Een preekconsent is de bevoegdheid om een kerkdienst te leiden. Een preekconsent kan worden aangevraagd door kerkelijk werkers en predikanten in opleiding.
Een preekconsent wordt in eerste instantie verleend voor twee jaar. Daarna telkens voor periodes van vier jaar. Een kerkelijk werker moet ook opnieuw een preekconsent aanvragen als hij/zij verandert van gemeente of classis.
Wat is de procedure om een preekconsent voor een kerkelijk werker aan te vragen of te verlengen?
Om als kerkelijk werker een preekconsent te verkrijgen, zijn de volgende stappen van belang:
- De kerkenraad moet eerst de goedkeuring vragen van het breed moderamen van de classicale vergadering, die onder meer beoordeelt of dit preekconsent echt nodig is.
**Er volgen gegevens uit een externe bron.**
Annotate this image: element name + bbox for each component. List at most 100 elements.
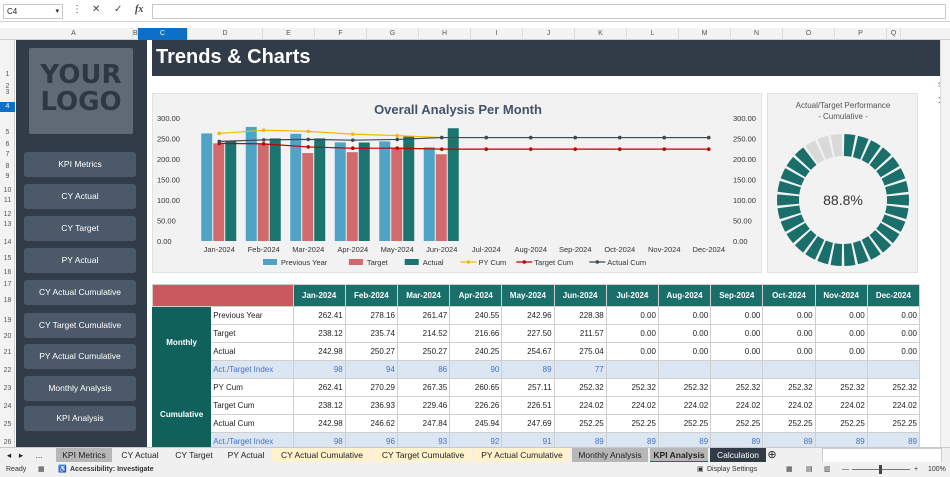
table-cell[interactable]: 89: [605, 432, 659, 451]
table-cell[interactable]: 247.84: [396, 414, 451, 433]
table-cell[interactable]: 224.02: [710, 396, 764, 415]
column-header-g[interactable]: G: [367, 28, 419, 40]
chevron-down-icon[interactable]: ▾: [55, 8, 59, 15]
sheet-tab-monthly-analysis[interactable]: Monthly Analysis: [572, 448, 648, 463]
sheet-tab-py-actual-cumulative[interactable]: PY Actual Cumulative: [474, 448, 570, 463]
column-header-h[interactable]: H: [419, 28, 471, 40]
table-cell[interactable]: 260.65: [449, 378, 503, 397]
bar-target[interactable]: [346, 152, 358, 241]
line-point[interactable]: [528, 135, 533, 140]
column-header-j[interactable]: J: [523, 28, 575, 40]
table-cell[interactable]: 227.50: [501, 324, 555, 343]
name-box[interactable]: C4 ▾: [3, 4, 63, 19]
row-label[interactable]: Target Cum: [210, 396, 294, 415]
row-header-26[interactable]: 26: [3, 439, 12, 446]
table-cell[interactable]: 254.67: [501, 342, 555, 361]
line-point[interactable]: [350, 132, 355, 136]
bar-actual[interactable]: [447, 128, 459, 241]
table-cell[interactable]: 242.96: [501, 306, 555, 325]
performance-gauge[interactable]: Actual/Target Performance - Cumulative - 8…: [767, 93, 918, 273]
table-cell[interactable]: 257.11: [501, 378, 555, 397]
nav-button-cy-target-cumulative[interactable]: CY Target Cumulative: [24, 313, 136, 338]
tab-next-icon[interactable]: ▸: [18, 450, 24, 460]
table-cell[interactable]: 252.25: [866, 414, 921, 433]
bar-previous-year[interactable]: [423, 147, 435, 241]
bar-target[interactable]: [302, 153, 314, 241]
table-cell[interactable]: 252.25: [710, 414, 764, 433]
table-cell[interactable]: 89: [762, 432, 816, 451]
more-options-icon[interactable]: ⋮: [72, 4, 82, 15]
column-header-i[interactable]: I: [471, 28, 523, 40]
table-cell[interactable]: 224.02: [762, 396, 816, 415]
table-cell[interactable]: 262.41: [292, 306, 346, 325]
column-header-k[interactable]: K: [575, 28, 627, 40]
nav-button-kpi-metrics[interactable]: KPI Metrics: [24, 152, 136, 177]
table-cell[interactable]: 89: [866, 432, 921, 451]
column-header-f[interactable]: F: [315, 28, 367, 40]
bar-actual[interactable]: [358, 142, 370, 241]
column-header-p[interactable]: P: [835, 28, 887, 40]
table-cell[interactable]: 252.32: [866, 378, 921, 397]
table-cell[interactable]: 0.00: [814, 306, 868, 325]
table-cell[interactable]: 0.00: [762, 342, 816, 361]
bar-previous-year[interactable]: [290, 133, 302, 241]
table-cell[interactable]: 0.00: [762, 324, 816, 343]
table-cell[interactable]: 242.98: [292, 342, 346, 361]
line-point[interactable]: [573, 147, 578, 151]
row-label[interactable]: Target: [210, 324, 294, 343]
row-label[interactable]: Actual: [210, 342, 294, 361]
table-cell[interactable]: 240.55: [449, 306, 503, 325]
row-header-24[interactable]: 24: [3, 403, 12, 410]
table-cell[interactable]: 226.51: [501, 396, 555, 415]
row-header-5[interactable]: 5: [5, 129, 10, 136]
table-cell[interactable]: [814, 360, 868, 379]
row-header-14[interactable]: 14: [3, 239, 12, 246]
bar-previous-year[interactable]: [245, 126, 257, 241]
table-cell[interactable]: 224.02: [814, 396, 868, 415]
formula-input[interactable]: [152, 4, 946, 19]
row-header-19[interactable]: 19: [3, 317, 12, 324]
sheet-tab-cy-target[interactable]: CY Target: [168, 448, 220, 463]
bar-target[interactable]: [213, 143, 225, 241]
table-cell[interactable]: 235.74: [344, 324, 398, 343]
row-header-23[interactable]: 23: [3, 385, 12, 392]
table-cell[interactable]: 0.00: [657, 342, 712, 361]
table-cell[interactable]: 275.04: [553, 342, 607, 361]
table-cell[interactable]: 92: [449, 432, 503, 451]
table-cell[interactable]: 242.98: [292, 414, 346, 433]
line-point[interactable]: [484, 147, 489, 151]
line-point[interactable]: [662, 135, 667, 140]
row-header-20[interactable]: 20: [3, 333, 12, 340]
line-point[interactable]: [217, 139, 222, 144]
table-cell[interactable]: 211.57: [553, 324, 607, 343]
row-header-15[interactable]: 15: [3, 255, 12, 262]
column-header-q[interactable]: Q: [887, 28, 901, 40]
table-cell[interactable]: 224.02: [605, 396, 659, 415]
table-cell[interactable]: 0.00: [710, 306, 764, 325]
line-point[interactable]: [439, 147, 444, 151]
row-header-22[interactable]: 22: [3, 367, 12, 374]
row-header-1[interactable]: 1: [5, 71, 10, 78]
column-header-d[interactable]: D: [188, 28, 263, 40]
line-point[interactable]: [306, 137, 311, 142]
table-cell[interactable]: 89: [553, 432, 607, 451]
bar-target[interactable]: [257, 144, 269, 241]
line-point[interactable]: [439, 135, 444, 140]
line-point[interactable]: [617, 135, 622, 140]
table-cell[interactable]: 236.93: [344, 396, 398, 415]
fx-icon[interactable]: fx: [135, 4, 144, 15]
nav-button-cy-actual[interactable]: CY Actual: [24, 184, 136, 209]
line-point[interactable]: [528, 147, 533, 151]
line-point[interactable]: [261, 142, 266, 146]
table-cell[interactable]: 252.32: [814, 378, 868, 397]
normal-view-icon[interactable]: ▦: [786, 466, 793, 473]
display-settings[interactable]: Display Settings: [707, 466, 758, 473]
bar-actual[interactable]: [403, 136, 415, 241]
row-header-13[interactable]: 13: [3, 221, 12, 228]
table-cell[interactable]: 0.00: [710, 342, 764, 361]
table-cell[interactable]: [866, 360, 921, 379]
sheet-tab-calculation[interactable]: Calculation: [710, 448, 766, 463]
horizontal-scrollbar[interactable]: [822, 448, 942, 463]
accessibility-status[interactable]: Accessibility: Investigate: [70, 466, 154, 473]
table-cell[interactable]: 267.35: [396, 378, 451, 397]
De criteria daarvoor zijn het getalscriterium (zijn er te weinig predikanten in deze classis) en het pastoraal criterium (is de kerkelijk werker als pastor en gemeenteopbouwer herkenbaar in de kerkdienst).
- De kerkelijk werker dient een door de kerk aangewezen of erkende HBO-opleiding gevolgd en voltooid te hebben en ingeschreven te staan in het register van kerkelijk werkers.
- De kerkelijk werker moet de cursus ‘Homiletische en Liturgische vorming’ gevolgd en voltooid hebben, dan wel hiervoor ingeschreven staan.
- Bij een eerste aanvraag nodigt de commissie preekconsenten de kerkelijk werker uit voor een gesprek met twee leden van deze commissie.
- Na het gesprek formuleert de commissie voor de kleine synode een advies over het verlenen van het preekconsent. De kleine synode verleent het preekconsent en vraagt de kerkelijk werker ten overstaan van het breed moderamen van de classicale vergadering de belofte af te leggen.
- Het preekconsent voor een kerkelijk werker wordt de eerste keer verleend voor twee jaar, daarna telkens voor periodes van vier jaar. Hiervoor moet opnieuw het volgende materiaal worden ingeleverd.
- de motivering van de kerkenraad, met uiteenzetting dat er sprake is van ‘noodzaak’;
- een (recente) preek en een orde van dienst (met uitgeschreven gebeden);
- een verklaring van belijdenis en wandel;
- een CV (niet kerkordelijk voorgeschreven, maar wenselijk geacht door commissie);
- een verklaring dat de aanvullende cursus Homiletische en Liturgische vorming is gevolgd (cursus Prot. Academie);
- bij voorkeur ook het bewijs van inschrijving in het register van kerkelijk werkers. - De kerkelijk werker ontvangt supervisie of wordt op een andere wijze begeleid in zijn taken betreffende het preekconsent.